4 thoughts on “What African predators have the highest hunting success rate?”

  1. Of 1,300 hunts observed in the Serengeti, 48% involved only one lion, 20% involved two, and the remainder involved a group of three – eight (up to 14). Lions hunting in pairs and groups have a success rate of c. 30%. Lions hunting singly by daylight have a success rate of 17 – 19%, but are the equal of groups at night reopening the debate as to why lions became the only sociable cat; maybe it is to control exclusive hunting grounds. – The Behavior Guide to African Mammals: Including Hoofed Mammals, Carnivores, Primates by Richard D. Estes, 2012, p. 372.

    Of all the cats you would expect the largest, the tiger to take down the biggest prey, but they don’t. Tigers very often target prey which is much smaller than themselves. There is one big cat, however, to whom size is no object, one cat that stalk, chases and feeds like no other, the lion.

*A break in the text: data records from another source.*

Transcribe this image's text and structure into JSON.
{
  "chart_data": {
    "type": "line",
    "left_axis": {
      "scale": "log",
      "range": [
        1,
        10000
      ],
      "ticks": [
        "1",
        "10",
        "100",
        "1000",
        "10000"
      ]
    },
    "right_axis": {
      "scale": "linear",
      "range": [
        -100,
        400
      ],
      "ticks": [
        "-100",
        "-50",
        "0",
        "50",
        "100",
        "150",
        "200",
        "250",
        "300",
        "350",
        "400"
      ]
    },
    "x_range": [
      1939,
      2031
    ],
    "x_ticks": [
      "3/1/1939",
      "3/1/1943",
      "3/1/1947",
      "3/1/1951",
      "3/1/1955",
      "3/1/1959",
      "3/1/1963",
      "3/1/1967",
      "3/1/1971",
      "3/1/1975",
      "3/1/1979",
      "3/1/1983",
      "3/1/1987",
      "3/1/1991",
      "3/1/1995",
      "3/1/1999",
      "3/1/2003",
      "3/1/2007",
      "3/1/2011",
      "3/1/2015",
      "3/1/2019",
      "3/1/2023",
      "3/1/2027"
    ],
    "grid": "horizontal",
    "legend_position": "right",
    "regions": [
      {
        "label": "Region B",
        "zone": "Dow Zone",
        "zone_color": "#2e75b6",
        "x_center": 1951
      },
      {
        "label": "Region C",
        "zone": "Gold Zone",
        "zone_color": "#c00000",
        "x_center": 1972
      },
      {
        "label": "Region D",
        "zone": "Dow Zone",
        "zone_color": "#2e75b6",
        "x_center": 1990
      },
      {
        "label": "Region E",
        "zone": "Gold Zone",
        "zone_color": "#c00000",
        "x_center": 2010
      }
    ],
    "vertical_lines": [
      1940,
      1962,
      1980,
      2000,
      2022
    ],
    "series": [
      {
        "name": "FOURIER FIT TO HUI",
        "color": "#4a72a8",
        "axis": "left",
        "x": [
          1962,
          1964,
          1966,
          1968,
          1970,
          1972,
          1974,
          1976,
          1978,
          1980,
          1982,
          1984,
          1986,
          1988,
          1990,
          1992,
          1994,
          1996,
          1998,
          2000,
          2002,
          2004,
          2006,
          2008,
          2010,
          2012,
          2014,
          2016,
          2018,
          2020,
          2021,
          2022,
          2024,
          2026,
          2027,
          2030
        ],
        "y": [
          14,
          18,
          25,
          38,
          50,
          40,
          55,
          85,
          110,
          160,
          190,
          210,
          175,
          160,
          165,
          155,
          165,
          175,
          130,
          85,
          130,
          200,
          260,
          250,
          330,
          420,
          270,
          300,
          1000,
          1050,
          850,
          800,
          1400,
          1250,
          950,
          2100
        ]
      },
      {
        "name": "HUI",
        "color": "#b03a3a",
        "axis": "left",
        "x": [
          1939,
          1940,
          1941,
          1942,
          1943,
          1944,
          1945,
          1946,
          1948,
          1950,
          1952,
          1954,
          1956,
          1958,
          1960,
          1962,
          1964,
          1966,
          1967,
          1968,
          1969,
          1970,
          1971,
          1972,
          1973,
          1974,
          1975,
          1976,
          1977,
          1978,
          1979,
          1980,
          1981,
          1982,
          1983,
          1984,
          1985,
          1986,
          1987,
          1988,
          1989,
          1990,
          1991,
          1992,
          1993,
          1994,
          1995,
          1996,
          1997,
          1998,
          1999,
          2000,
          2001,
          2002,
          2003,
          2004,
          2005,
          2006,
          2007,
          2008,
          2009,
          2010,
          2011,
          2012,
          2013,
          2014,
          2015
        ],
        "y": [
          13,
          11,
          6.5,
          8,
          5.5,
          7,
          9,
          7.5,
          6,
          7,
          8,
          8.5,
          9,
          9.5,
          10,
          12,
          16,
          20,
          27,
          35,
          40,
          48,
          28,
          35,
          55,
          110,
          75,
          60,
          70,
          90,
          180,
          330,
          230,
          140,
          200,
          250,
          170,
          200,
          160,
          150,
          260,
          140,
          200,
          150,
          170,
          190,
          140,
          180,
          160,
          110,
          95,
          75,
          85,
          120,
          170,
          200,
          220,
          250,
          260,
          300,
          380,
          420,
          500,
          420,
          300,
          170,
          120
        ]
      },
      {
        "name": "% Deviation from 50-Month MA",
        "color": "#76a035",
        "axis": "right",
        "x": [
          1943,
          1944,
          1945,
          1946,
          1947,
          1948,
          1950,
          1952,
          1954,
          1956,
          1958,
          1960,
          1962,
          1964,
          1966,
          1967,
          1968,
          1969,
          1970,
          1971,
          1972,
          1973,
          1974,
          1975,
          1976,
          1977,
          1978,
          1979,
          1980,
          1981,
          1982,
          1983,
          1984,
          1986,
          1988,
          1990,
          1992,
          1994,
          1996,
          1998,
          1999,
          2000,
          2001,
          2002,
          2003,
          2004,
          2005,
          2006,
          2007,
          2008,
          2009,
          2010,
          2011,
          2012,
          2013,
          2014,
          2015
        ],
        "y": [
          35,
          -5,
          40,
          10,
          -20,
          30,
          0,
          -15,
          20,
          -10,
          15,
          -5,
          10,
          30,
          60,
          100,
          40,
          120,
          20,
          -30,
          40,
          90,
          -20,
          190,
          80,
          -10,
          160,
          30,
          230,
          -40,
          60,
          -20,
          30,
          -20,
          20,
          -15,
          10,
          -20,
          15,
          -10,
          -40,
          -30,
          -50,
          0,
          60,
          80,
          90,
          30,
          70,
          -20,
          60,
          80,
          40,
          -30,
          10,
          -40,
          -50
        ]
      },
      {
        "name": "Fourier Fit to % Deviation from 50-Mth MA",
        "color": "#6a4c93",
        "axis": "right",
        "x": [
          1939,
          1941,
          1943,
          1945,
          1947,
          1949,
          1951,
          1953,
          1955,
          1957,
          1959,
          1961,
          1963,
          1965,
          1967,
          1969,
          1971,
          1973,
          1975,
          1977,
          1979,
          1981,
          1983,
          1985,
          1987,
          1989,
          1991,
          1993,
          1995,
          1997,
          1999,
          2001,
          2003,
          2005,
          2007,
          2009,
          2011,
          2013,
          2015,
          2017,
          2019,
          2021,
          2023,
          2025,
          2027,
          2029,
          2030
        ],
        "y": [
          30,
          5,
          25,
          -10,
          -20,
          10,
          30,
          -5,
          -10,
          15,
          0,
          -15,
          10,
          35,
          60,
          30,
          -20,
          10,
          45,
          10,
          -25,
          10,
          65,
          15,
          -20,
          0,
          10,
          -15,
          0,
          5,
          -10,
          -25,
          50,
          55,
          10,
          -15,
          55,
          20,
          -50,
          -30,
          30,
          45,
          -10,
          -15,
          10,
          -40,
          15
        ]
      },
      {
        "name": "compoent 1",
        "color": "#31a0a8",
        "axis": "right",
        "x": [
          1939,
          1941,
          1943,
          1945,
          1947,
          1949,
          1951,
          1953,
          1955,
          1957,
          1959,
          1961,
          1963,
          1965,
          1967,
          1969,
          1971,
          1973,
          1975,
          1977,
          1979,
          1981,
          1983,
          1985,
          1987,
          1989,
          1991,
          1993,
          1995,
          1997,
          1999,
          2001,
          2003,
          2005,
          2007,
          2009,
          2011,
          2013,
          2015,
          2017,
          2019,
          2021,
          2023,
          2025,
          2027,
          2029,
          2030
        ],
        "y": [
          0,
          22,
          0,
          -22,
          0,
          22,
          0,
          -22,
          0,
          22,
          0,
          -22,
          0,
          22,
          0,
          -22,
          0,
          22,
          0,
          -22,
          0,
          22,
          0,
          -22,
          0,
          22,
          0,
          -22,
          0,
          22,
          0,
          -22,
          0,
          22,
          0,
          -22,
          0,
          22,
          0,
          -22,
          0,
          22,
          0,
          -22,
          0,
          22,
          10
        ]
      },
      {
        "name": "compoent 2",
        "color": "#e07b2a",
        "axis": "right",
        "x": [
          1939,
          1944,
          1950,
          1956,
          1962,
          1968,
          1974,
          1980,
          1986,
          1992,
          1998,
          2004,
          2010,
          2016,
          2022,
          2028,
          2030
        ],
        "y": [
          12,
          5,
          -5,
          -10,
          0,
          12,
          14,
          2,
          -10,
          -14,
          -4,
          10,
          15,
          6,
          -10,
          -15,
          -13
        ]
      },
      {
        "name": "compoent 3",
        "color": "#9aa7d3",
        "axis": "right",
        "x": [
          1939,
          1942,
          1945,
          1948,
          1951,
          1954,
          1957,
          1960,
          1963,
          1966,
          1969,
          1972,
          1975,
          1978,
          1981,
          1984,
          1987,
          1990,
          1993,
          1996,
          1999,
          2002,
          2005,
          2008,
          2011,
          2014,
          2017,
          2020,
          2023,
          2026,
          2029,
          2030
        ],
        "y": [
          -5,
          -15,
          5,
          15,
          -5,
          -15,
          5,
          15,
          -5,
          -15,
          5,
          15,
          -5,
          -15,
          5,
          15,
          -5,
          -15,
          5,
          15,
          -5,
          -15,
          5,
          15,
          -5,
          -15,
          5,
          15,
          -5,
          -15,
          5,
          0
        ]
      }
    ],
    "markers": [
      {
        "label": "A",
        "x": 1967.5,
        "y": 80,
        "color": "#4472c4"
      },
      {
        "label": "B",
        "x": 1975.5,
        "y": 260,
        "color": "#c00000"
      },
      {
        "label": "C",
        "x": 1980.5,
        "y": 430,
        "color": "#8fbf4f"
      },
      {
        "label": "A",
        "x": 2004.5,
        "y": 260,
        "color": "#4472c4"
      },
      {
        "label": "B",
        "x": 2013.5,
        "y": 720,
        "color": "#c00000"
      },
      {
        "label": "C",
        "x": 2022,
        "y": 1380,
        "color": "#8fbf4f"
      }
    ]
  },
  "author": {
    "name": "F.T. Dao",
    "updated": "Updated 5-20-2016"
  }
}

Despite being smaller than the tiger, the lion is the cat that taking down by far the biggest prey. – BBC Earth documentary: The wonder of animals, 2014.

    Lions are the least afraid of anything of all the predators,” says Craig Packer, an ecologist with the University of Minnesota and one of the world’s foremost lion experts. Though female lions hunt gazelles and zebras, male lions are in charge of hunting large prey that must be taken down with brute force. – Craig Packer, national Geographic, Sept 21, 2018.

    Male lions are effective killers of large preys. – National Geographic, March 15, 2011.


    Considering lions live mostly in open fields of the world’s hottest continent. Lions don’t benefit from the same camouflage advantages of the thick vegetations of the jungle.

    The African savanna is where the biggest, tallest, fastest and more aggressive animals are found. Between their numerous violent fights with other lions or hyena clans they hunt, often outnumbered, the biggest prey on earth.

    Considering the single lion that has the greatest predator-prey weight ratio and face the greatest challenges of all the land predators, their successful hunt-rates are amazing. After all, no big land predators have a more brutal and violent lifestyle as the mighty lion.

  3. It’s a shame that so much of this information is misleading, exaggerated and based on debunked misconceptions. There’s also no links to scholarly works that prove any of these claims.

    1. Hi Leesa,

      Can you please be more specific about the things you find “misleading, exaggerated and based on debunked misconceptions”?

      The study of “hunting success rates” is forever evolving. So if you have more accurate information on the matter, we’d be delighted to hear it.